To Mary, I said, “If this doesn’t sound like a good idea to you, and you don’t trust me, then you shouldn’t do anything I suggest. I’ve got to depend on you—we have to collaborate—or nothing’s going to work. I’m wholly dependent on you, and I want you to understand you’re in control. I’m going to create a protocol to help you get better, but if I don’t sell it to you, we’re lost.” You might think I’m being overly solicitous and deferential by such talk, but I think I’m keeping clients in the room, engaged in the construction of a paradigm that they’ll carry with them for years to come.
We finish the session by designing an exposure practice that Mary suggested for that evening: to drive into one of her most distressing parking garages and linger there for 15 minutes. In our second session the next morning, she described her 15-minute practice in the parking garage.
“It’s three stories,” she said. “Unfortunately, it was sunset and there was a fair amount of light coming through, but still the ceiling was quite low. I really didn’t feel quite as panicky as I usually do, so I went into the middle. I went to the darkest place I could find, because I was trying to get that panicky part going so that I could just stay with it for a few minutes.”
This is exactly the response I’m looking for. I want clients to absorb the principles well enough to invent their own practice. Mary knows that seeing more light is a crutch that makes her practice easier. She’s now looking for helpful practice, not easy practice. When she noticed she wasn’t feeling panicky enough, she drove to the darkest place she could find. She’s incorporated the essence of the treatment in a single message: “I’m going to go toward whatever is frightening me.” Excellent! That’s a dramatic change in her relationship with her fears.
I said, “When you left yesterday I was feeling that I didn’t orient you enough. I thought, ‘Oh, she’s going to distract herself.’”
“No,” she answered. “Actually I turned the radio off and I left the windows up, which I never do. And then there was quite a bit of light coming through, so I went like this (she shades her eyes with her hands) and just concentrated on that really low, concrete ceiling.
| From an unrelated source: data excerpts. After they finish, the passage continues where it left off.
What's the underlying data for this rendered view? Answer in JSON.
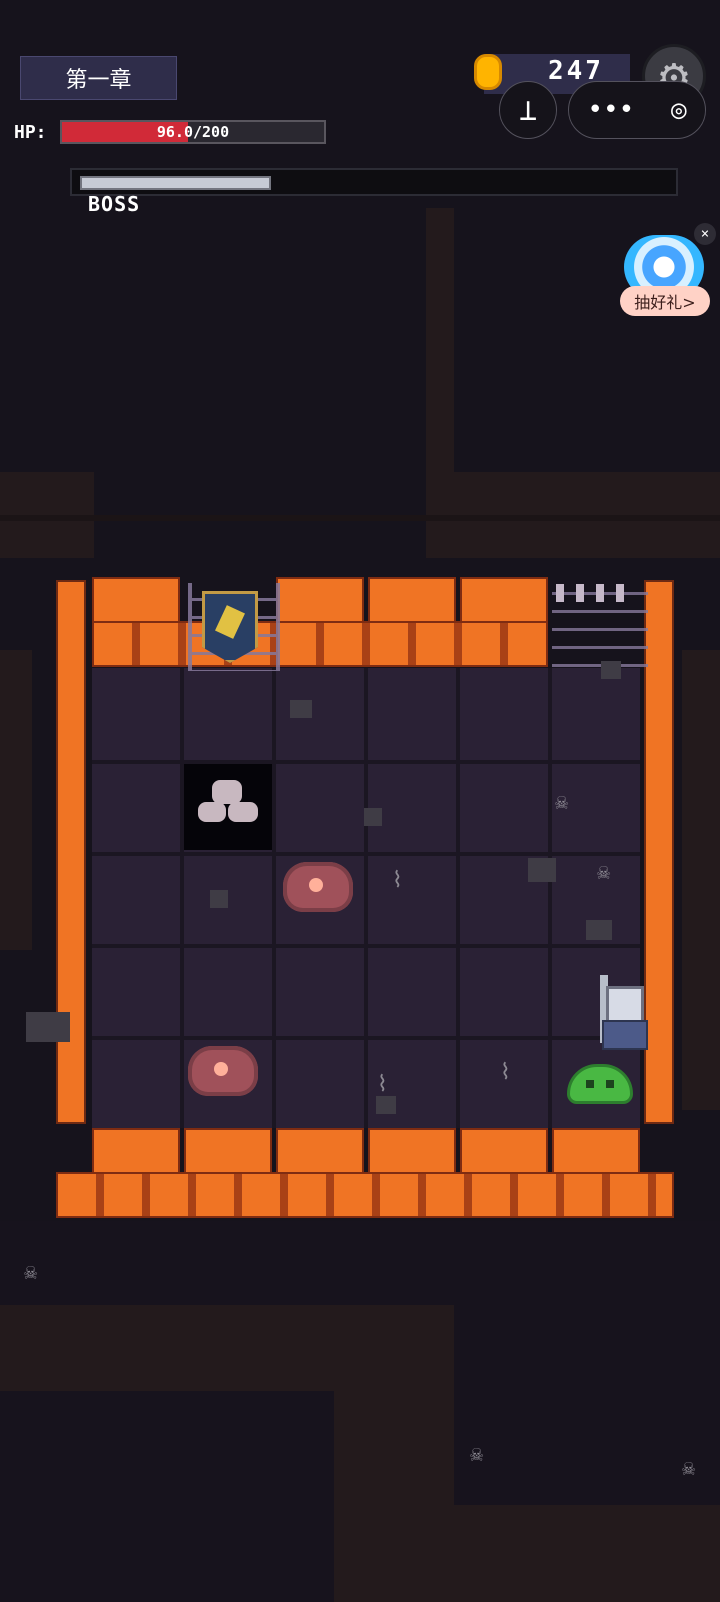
{
  "chapter": {
    "label": "第一章"
  },
  "player": {
    "hp_label": "HP:",
    "hp_text": "96.0/200",
    "hp_fraction": 0.48
  },
  "currency": {
    "coins": "247",
    "icon": "coin-icon"
  },
  "controls": {
    "settings_icon": "gear-icon",
    "mini_button_icon": "joystick-icon",
    "capsule_left": "•••",
    "capsule_right": "◎"
  },
  "boss": {
    "label": "BOSS",
    "progress_fraction": 0.31
  },
  "promo": {
    "label": "抽好礼>",
    "close": "×"
  },
  "icons": {
    "slime": "slime-icon",
    "knight": "knight-icon",
    "bat": "bat-icon",
    "rubble": "rubble-icon",
    "banner": "banner-icon",
    "spikes": "spikes-icon"
  },
  "colors": {
    "hp": "#d12a38",
    "gold": "#ffb400",
    "wall": "#f07424"
  }
}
I tried to make it as unpleasant as I could, and sit with that for a bit. And I waited.
“You were saying what to yourself?”
“It was something like, ‘Stick it out; this is fine,’” she said.
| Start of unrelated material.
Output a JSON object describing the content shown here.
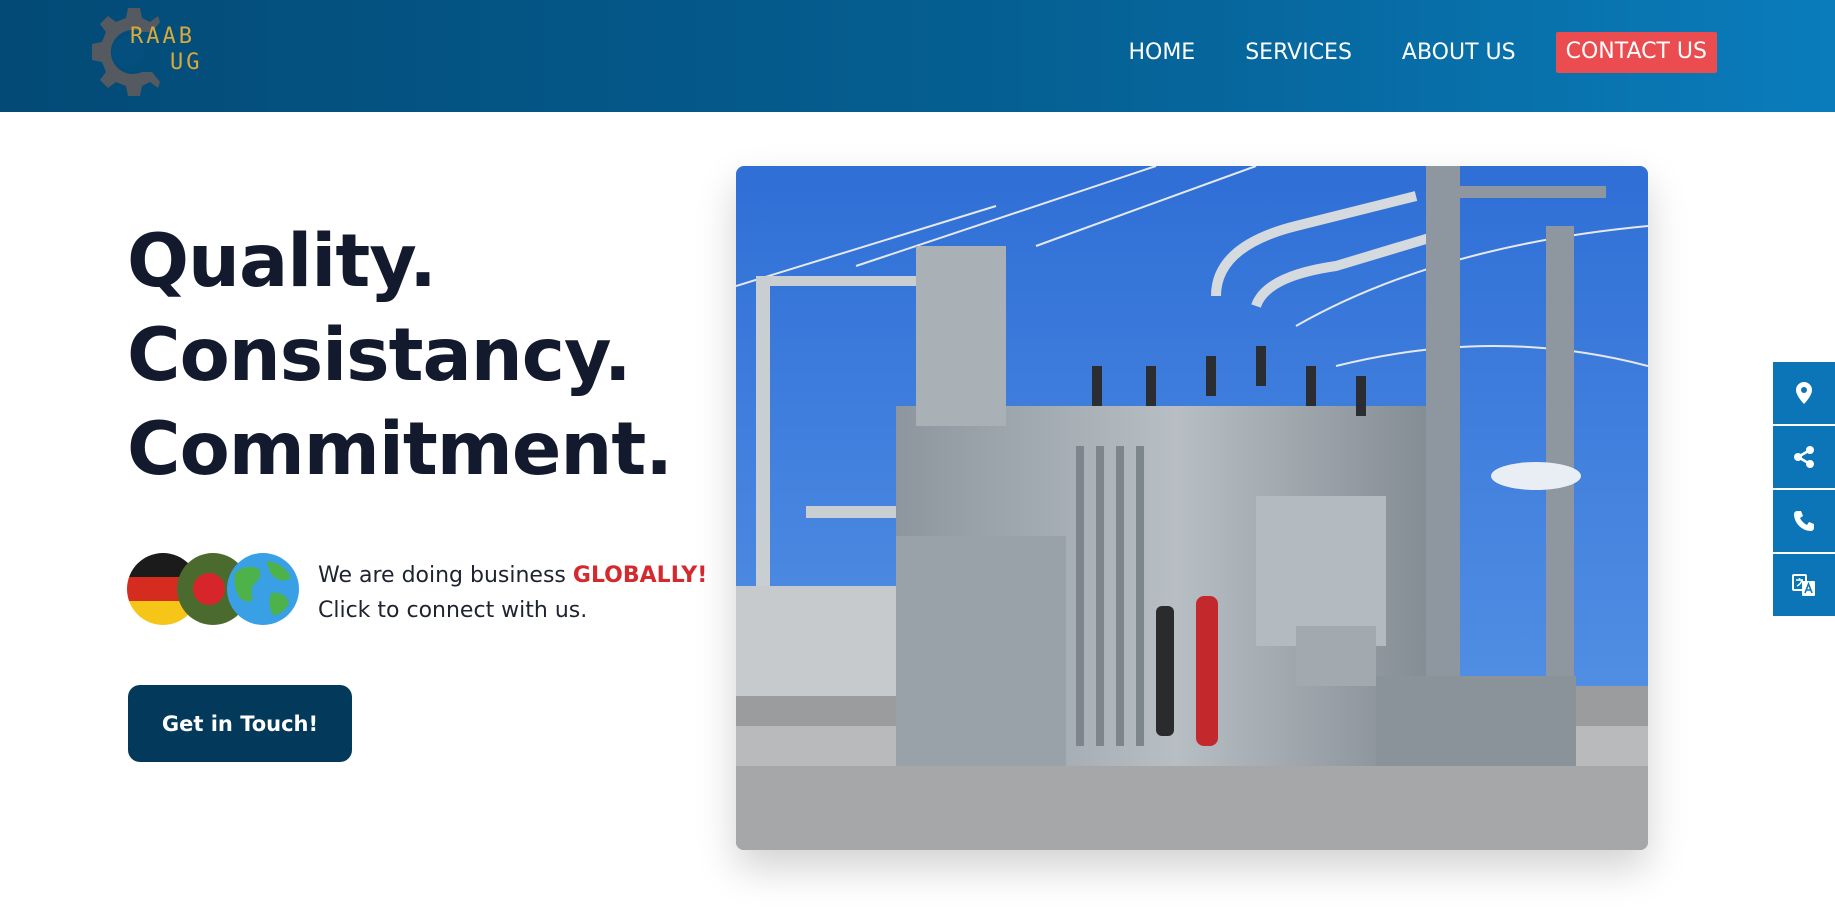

Because she absorbed our general plan from session one, she instructed herself to refrain from the typical crutches she used to keep her feelings at bay—finding more light, rolling the window down, turning on the radio—and then she provoked further threat by directing her attention to her highest fears: darkness and low ceilings. She trusted that the treatment theory was valid, she committed herself to change her relationship with her threats, and then she found every opportunity to take the hit.